Avis opposé et voix isolé, mais d’avant-garde ; Jacques Attali, ce prêtre du mondialisme, voyait dans une « pandémie » le moyen d’instaurer un gouvernement mondial, une police mondiale et une fiscalité mondiale. Faisant valoir ses vues exprimées dés 2019, il les conforte par l’évocation de la pandémie actuelle, comme le facteur de cette donne : “ La pandémie qui commence pourrait déclencher une de ces peurs structurantes ”, car elle fera surgir “ mieux qu’aucun discours humanitaire ou écologique, la prise de conscience de la nécessité d’un altruisme, au moins intéressé”. En conclusion, il rappelle que “c’est d’ailleurs par l’hôpital qu’a commencé en France, au XVIIe siècle, la mise en place d’un véritable Etat”.

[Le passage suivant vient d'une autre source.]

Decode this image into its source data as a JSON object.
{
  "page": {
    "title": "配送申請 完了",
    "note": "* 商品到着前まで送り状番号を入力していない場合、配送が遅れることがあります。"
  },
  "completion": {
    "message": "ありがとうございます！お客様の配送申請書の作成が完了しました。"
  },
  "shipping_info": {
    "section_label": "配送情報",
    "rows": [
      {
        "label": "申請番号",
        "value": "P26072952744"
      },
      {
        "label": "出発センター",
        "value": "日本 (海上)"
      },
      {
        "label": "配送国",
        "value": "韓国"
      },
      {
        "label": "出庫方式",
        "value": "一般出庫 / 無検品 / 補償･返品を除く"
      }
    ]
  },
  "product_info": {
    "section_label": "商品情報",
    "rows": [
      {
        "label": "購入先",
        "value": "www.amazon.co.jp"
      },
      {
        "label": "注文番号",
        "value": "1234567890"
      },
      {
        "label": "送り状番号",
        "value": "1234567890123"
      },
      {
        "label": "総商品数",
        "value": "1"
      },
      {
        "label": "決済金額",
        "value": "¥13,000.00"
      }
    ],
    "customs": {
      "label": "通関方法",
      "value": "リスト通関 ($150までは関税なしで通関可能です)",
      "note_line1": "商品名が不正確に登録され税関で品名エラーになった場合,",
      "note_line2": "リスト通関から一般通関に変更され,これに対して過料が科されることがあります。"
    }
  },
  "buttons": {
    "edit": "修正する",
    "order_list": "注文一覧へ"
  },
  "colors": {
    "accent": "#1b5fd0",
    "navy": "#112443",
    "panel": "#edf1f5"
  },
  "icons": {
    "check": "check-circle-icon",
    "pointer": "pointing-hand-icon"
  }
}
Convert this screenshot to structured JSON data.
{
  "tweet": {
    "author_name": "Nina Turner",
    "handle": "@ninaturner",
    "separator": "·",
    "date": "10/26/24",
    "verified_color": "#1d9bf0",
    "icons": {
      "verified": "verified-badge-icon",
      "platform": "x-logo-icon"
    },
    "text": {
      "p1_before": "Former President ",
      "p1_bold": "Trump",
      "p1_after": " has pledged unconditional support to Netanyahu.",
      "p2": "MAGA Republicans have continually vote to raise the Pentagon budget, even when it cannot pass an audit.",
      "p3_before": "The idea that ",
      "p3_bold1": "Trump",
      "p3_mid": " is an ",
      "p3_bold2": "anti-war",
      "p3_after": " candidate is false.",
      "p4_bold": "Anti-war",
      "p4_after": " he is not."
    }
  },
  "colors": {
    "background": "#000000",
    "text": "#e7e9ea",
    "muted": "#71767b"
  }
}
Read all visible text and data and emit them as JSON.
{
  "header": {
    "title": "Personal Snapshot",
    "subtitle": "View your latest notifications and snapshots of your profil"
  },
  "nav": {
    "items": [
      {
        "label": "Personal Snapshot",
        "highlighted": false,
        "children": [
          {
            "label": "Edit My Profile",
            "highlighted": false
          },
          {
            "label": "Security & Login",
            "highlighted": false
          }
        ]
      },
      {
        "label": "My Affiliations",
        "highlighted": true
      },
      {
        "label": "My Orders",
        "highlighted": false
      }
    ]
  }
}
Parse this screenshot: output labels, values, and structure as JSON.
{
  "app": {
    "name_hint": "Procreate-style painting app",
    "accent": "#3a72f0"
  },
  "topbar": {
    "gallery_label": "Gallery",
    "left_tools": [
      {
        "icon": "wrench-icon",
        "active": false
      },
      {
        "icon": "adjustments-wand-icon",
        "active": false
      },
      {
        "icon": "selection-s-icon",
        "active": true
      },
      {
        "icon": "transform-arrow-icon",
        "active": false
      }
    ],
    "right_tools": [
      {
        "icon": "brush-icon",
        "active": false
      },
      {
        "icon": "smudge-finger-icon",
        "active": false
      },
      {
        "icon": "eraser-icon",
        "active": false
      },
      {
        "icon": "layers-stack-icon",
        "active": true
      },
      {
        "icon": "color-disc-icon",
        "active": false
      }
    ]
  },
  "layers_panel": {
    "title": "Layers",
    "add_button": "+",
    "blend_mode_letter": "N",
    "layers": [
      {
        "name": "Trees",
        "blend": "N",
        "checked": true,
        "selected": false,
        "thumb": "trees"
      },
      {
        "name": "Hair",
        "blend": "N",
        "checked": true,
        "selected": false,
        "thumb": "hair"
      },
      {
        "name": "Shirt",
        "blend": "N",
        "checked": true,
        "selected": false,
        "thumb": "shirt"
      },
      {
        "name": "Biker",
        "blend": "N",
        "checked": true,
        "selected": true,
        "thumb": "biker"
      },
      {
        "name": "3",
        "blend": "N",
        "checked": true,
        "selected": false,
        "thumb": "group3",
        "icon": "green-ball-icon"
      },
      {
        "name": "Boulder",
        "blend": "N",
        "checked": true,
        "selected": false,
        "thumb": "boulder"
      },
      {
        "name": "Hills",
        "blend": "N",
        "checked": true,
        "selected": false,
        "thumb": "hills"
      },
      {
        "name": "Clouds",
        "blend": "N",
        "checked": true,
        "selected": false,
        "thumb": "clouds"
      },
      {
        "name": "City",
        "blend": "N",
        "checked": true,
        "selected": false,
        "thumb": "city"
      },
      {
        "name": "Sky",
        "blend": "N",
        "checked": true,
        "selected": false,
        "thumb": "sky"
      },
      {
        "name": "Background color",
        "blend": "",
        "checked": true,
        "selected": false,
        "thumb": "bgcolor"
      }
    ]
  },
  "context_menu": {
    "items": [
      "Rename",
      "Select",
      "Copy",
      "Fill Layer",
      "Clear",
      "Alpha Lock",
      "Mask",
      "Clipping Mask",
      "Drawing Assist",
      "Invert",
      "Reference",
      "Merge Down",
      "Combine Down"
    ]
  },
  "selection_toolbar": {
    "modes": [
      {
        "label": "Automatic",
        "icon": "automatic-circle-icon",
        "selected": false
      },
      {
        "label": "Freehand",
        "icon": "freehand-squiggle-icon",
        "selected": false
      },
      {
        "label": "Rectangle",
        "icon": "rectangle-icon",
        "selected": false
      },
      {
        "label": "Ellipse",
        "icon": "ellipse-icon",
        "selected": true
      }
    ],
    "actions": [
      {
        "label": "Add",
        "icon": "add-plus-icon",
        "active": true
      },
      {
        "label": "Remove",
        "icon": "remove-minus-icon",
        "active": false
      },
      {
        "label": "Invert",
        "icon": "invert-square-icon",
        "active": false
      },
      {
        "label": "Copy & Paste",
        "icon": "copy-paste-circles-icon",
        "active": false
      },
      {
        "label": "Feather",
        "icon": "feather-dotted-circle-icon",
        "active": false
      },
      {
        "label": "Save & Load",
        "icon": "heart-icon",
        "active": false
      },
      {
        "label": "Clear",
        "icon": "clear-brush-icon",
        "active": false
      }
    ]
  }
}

Conclusion : La fermeture des frontières mettrait ainsi en cause la mondialisation. Mais ses fonctions essentielles : financement, échanges, libre circulation des circulations se poursuiveraient. Elles seraient vraisemblablement ralenties par la vie chez soi, l’auto-isolement des sociétés et des pays. Mais les effets de la révolution de l’information : services internet, réseaux sociaux et mobiles ne peuvent être affectés. Ils continueront à permettre la proximité des régions distantes. De ce fait la démondialisation, dans ses aspects concernant la fermeture des frontières ne peut qu’être passagère, conjoncturelle, répondant à une obligation temporaire. Trop d’intérêts sont en jeux. Ils assureraient plutôt le développement de la mondialisation.